NOTE: When entering a relationship as an IC, the agreement must not have any hint of control over the IC. If the relationship is determined to be one of employment rather than independence, it can have serious tax implications to the involved parties (both to you and the doctor who owns the physical office). Reviewing the IRS Revenue Ruling is essential. (Go to www.IRS.gov and search “independent contractor”.)
Get Professional Advice!
Since there are a myriad of legal and tax issues that go along with setting up your business legal structure, seek the proper accounting and legal advice from your practice support team.
In addition to the general issues associated with business structures, there are regulations and laws that govern relationships between health care professionals and their business entities. Also, though business structures can be changed, e.g., a sole proprietorship becoming a corporation, there are significant tax issues associated with these changes. So seek the proper advice before you make any decisions regarding the business legal structure of your practice.
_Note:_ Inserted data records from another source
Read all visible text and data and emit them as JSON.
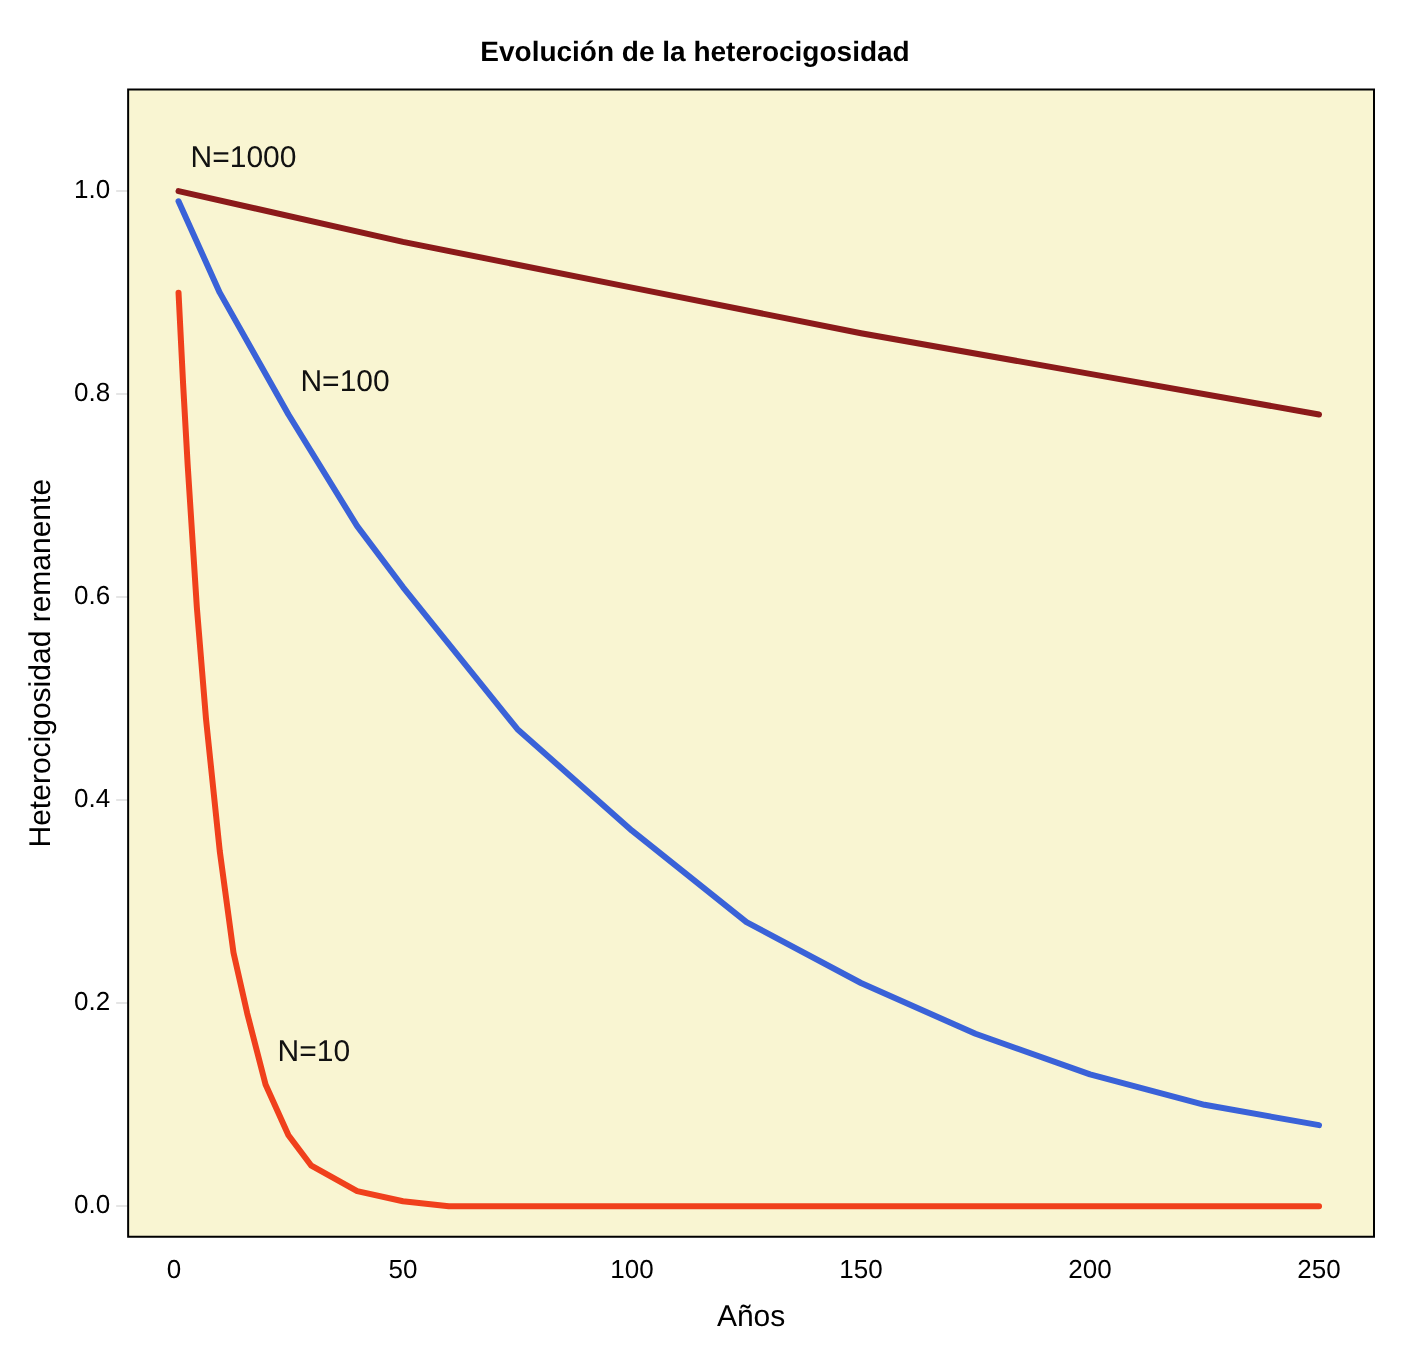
{
  "chart_data": {
    "type": "line",
    "title": "Evolución de la heterocigosidad",
    "xlabel": "Años",
    "ylabel": "Heterocigosidad remanente",
    "xlim": [
      -10,
      262
    ],
    "xticks": [
      0,
      50,
      100,
      150,
      200,
      250
    ],
    "ylim": [
      -0.03,
      1.1
    ],
    "yticks": [
      {
        "value": 0,
        "label": "0.0"
      },
      {
        "value": 0.2,
        "label": "0.2"
      },
      {
        "value": 0.4,
        "label": "0.4"
      },
      {
        "value": 0.6,
        "label": "0.6"
      },
      {
        "value": 0.8,
        "label": "0.8"
      },
      {
        "value": 1,
        "label": "1.0"
      }
    ],
    "grid": false,
    "legend": false,
    "marker": "none",
    "line_style": "solid",
    "series": [
      {
        "name": "N=1000",
        "color": "#8b1a1a",
        "x": [
          1,
          50,
          100,
          150,
          200,
          250
        ],
        "values": [
          1.0,
          0.95,
          0.905,
          0.86,
          0.82,
          0.78
        ]
      },
      {
        "name": "N=100",
        "color": "#3a62d8",
        "x": [
          1,
          10,
          25,
          40,
          50,
          75,
          100,
          125,
          150,
          175,
          200,
          225,
          250
        ],
        "values": [
          0.99,
          0.9,
          0.78,
          0.67,
          0.61,
          0.47,
          0.37,
          0.28,
          0.22,
          0.17,
          0.13,
          0.1,
          0.08
        ]
      },
      {
        "name": "N=10",
        "color": "#f0401c",
        "x": [
          1,
          2,
          3,
          5,
          7,
          10,
          13,
          16,
          20,
          25,
          30,
          40,
          50,
          60,
          80,
          100,
          150,
          200,
          250
        ],
        "values": [
          0.9,
          0.81,
          0.73,
          0.59,
          0.48,
          0.35,
          0.25,
          0.19,
          0.12,
          0.07,
          0.04,
          0.015,
          0.005,
          0,
          0,
          0,
          0,
          0,
          0
        ]
      }
    ]
  }
}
For a quick reference and comparison of the different type of business structures, see Key Characteristics of Business Structures Comparison – which will allow you to review each of the types in a side-by-side chart.
(PLEASE NOTE: The overviews and comparisons provided as links to this article are intended as general information only and may not include the latest developments. Check with your accountant or attorney for up-to-date information about which structure makes the most sense for your individual situation.)